Она кладет трубку, я тоже. У нее мания распоряжаться всеми, и прежде всего мной. Я должен сварить немного кофе. Видишь, Поль, я записываю, все записываю. Могу записать, что я зол. Но ты сказал: «Плевать на состояния души». Пошла она к черту, вместе с этими несчастными лыжами. Но все равно на сердце у меня тяжело. «Ты тоже все продашь!» Конечно, ей не важно, хочу ли я этого или нет. Продолжу завтра. В конце концов, это выворачивание наизнанку даже забавно.
…Снова наступает день. Он для меня как узенькая тропинка на обрывистом склоне, ведущая в никуда. И так каждое утро. Пока я петляю по дороге на Изола, Эвелина… Кто знает, может быть, как раз сейчас она просыпается в объятиях какого-нибудь приятеля. Для нее все приятели, кроме меня! Массомбр не может следовать за ней повсюду, смешно об этом думать. Я ревную Эвелину, а Берта ревнует меня. Она не перестает себя спрашивать, почему я увиливаю каждый раз, когда речь заходит о нашем общем будущем. Марез, ее бывший муж, запил единственно для того, чтобы досадить Берте, потому что ему никак не удавалось отделаться от нее. А Лангонь! О нем особый разговор, он ревнует всех к своим лыжам. Не надо лезть в его дела, он повсюду видит предателей, готовых украсть его изобретение. Говоря по правде, мы похожи на клубок змей, заползших на зимнюю спячку в теплую навозную кучу. Все меня раздражает с того самого момента, когда я сбрасывал с себя оцепенение сна. Бритва сдирала кожу, у кофе был привкус цикуты. «Пежо» издевался надо мной, отказываясь заводиться с первого раза. Мадам Гиярдо, моя гувернантка, стражница, душа дома, забыла вовремя прийти. Надо будет позвонить ей из Изола и сказать, что я приеду через неделю.

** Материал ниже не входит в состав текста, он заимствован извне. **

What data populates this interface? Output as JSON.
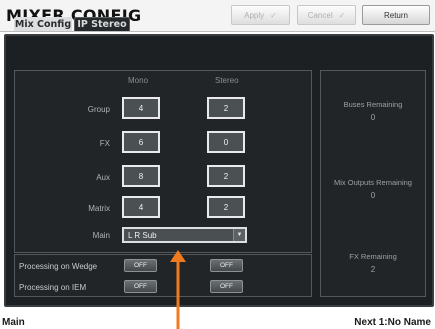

Но почему Изола? Задаю себе этот вопрос снова и снова. Разве в окрестностях Гренобля мало мест, где мы могли бы без огласки испытать эти замечательные лыжи? Идея принадлежит Лангоню или мне? Не помню, наверное, мне. Я не учел, что в декабре дороги не из самых легких, и в Изола еще мало снега. Меня одолевают мрачные мысли, лучше послушать радио. Занавес. Театр моего подсознания объявляет: «Сегодня спектакля нет».
В Изола меня ждут с нетерпением. Берта выходит навстречу. Меховая шапочка, меховое манто, охотничьи сапожки. Нос замерз, изо рта вырывается облачко пара.
— Все прошло благополучно?
— Что?
— Дорога от Пор-Гримо.
— Очень хорошо, дороги сухие, движения почти нет.
Берта отходит на шаг.
— Что ты на себя напялил? Неужели тебе нечего надеть? Хорошо, что в отеле мало народу. Пошли.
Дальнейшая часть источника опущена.